Un homme, un vrai

Où l'Auteur arrive à parler de lui en parlant de quelqu'un d'autre.

Il y a dans mon entourage un homme. Un homme, un vrai.

Il n'est pas encore un ami, il ne le sera sans doute jamais, j'ai l'amitié rare et déjà distribuée. Mais il est déjà plus qu'une connaissance pour moi et le restera assurément même si nous nous perdons de vue. Il est des gens comme cela qui comptent pour vous sans que finalement vous les connaissiez vraiment, sans qu'ils vous connaissent vraiment, non plus. C'est peut-être l'image que vous vous faites d'eux, la statue que vous leur érigez, le pied d'estale sur lequel vous les hissez qui vous sont chers. Peu importe. Pas d'image sans objet, pas de statue sans modèle, pas de pied d'estale sans merveille à exposer.

De ces gens-là, cet homme en est. D'ailleurs, il en est, aussi, absolument.

Triste constat : il n'y a guère que deux grands types de gens de mon âge. (J'ai vingt-quatre ans.) Les adolescents attardés, dont l'horizon s'arrête au lendemain. Ils sont fêtards, ils se réveillent sans savoir comment ils sont arrivés dans le canniveau. Ils sont révolutionnaires, ils gesticulent sans savoir comment ils arriveront au Grand Soir. Les adolescents attardés, donc, et les vieillards. Qui secouent la tête en regardant passer le monde autour d'eux. Qui haussent les épaules en pensant que c'est ainsi, qu'il est trop tard, qu'ils sont déjà de trop. Qui avancent entre les vivants en s'excusant déjà de n'être pas plus loin. Tous les autres font exception.

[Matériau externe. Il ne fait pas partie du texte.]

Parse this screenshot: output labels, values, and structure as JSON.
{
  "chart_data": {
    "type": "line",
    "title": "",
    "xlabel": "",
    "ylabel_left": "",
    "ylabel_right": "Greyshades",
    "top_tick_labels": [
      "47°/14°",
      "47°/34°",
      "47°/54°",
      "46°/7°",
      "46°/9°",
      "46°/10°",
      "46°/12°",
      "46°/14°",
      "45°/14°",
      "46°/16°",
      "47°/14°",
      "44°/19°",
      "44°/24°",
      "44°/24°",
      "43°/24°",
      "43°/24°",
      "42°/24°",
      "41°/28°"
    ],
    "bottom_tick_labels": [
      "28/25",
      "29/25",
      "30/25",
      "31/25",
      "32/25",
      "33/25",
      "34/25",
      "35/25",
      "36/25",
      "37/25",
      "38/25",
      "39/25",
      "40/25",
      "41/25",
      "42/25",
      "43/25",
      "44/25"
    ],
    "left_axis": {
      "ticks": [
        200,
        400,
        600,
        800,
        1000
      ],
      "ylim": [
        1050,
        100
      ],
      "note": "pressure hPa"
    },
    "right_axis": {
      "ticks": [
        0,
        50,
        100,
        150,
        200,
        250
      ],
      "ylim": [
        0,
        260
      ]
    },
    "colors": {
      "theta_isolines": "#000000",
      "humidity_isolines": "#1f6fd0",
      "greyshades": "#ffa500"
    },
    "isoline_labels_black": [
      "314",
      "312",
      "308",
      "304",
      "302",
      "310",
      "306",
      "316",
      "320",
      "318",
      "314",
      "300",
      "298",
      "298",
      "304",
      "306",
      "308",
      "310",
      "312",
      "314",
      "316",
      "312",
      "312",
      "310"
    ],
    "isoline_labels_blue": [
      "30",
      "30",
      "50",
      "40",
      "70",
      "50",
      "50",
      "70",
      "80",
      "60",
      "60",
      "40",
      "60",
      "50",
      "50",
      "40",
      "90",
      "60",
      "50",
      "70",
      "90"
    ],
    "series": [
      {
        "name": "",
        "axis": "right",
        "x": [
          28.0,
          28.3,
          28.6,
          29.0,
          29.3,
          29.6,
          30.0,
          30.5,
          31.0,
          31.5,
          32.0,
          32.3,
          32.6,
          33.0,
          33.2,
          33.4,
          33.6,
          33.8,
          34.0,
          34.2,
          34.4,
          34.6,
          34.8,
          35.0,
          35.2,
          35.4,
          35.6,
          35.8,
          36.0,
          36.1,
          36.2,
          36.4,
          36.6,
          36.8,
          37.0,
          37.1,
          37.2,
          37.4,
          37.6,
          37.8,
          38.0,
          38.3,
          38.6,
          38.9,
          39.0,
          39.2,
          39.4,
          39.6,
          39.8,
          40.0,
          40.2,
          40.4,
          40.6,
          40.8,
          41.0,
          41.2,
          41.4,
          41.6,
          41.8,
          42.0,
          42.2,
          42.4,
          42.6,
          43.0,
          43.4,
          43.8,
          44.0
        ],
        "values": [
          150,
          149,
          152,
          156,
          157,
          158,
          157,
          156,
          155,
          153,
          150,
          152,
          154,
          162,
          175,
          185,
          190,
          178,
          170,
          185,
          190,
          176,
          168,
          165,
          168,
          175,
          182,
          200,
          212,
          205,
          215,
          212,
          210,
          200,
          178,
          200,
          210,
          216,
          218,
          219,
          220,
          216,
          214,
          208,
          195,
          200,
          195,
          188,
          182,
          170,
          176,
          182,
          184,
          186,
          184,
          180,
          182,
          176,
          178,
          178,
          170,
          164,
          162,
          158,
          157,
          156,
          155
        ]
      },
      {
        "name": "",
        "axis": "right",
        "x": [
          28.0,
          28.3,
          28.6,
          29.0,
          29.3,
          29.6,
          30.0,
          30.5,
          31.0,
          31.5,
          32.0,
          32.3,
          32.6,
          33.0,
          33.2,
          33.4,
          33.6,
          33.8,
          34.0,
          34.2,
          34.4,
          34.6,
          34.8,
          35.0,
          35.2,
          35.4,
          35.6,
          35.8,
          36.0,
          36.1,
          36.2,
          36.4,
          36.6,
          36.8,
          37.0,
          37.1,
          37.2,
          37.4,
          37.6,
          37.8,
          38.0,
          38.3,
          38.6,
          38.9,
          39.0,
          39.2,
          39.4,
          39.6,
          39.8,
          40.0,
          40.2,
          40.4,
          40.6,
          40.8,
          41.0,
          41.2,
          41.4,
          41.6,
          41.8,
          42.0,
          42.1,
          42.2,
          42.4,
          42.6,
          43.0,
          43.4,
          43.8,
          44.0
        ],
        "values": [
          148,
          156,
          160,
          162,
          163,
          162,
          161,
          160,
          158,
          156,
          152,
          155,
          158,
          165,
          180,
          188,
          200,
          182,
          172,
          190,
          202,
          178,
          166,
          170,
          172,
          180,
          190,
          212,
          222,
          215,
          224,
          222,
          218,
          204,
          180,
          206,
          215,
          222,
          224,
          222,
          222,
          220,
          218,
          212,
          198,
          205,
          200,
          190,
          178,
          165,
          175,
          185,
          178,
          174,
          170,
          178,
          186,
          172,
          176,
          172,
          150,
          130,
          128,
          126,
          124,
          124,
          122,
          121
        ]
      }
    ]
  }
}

De ces exceptions-là, cet homme en est.

Si jeunesse savait, si vieillesse pouvait, dit-on. Il a les emportements de la jeunesse - des emportements sans fin, permanents, épuisants - et la pensée du vieux sage. Dieu ! que je me sens vieux, lorsque je parle avec lui. Lorsqu'il s'enflamme, lorsqu'il vitupère, lorsqu'il maudit. Lorsque je souris vaguement en face de lui, en pensant qu'un jour j'ai été comme lui, en pensant qu'un jour - Dieu l'en préserve - il sera comme moi.

Il donne des signes de faiblesse, ces derniers temps, parle de raccrocher les gants, a l'indignation ankylosée. Je n'y crois pas. C'est l'humidité, ça, ça lui passera, j'en suis sûr.

Commentaires

1. Le mercredi 26 janvier 2005, 09:25 par Monster Bill

De quel espèce est l'être, animé ou innanimé, dont FabriceD nous parle aujourd'hui (enfin, hier) ?

2. Le dimanche 6 février 2005, 14:50 par Stitch

Tout le monde n'a pas la chance d'être cynique.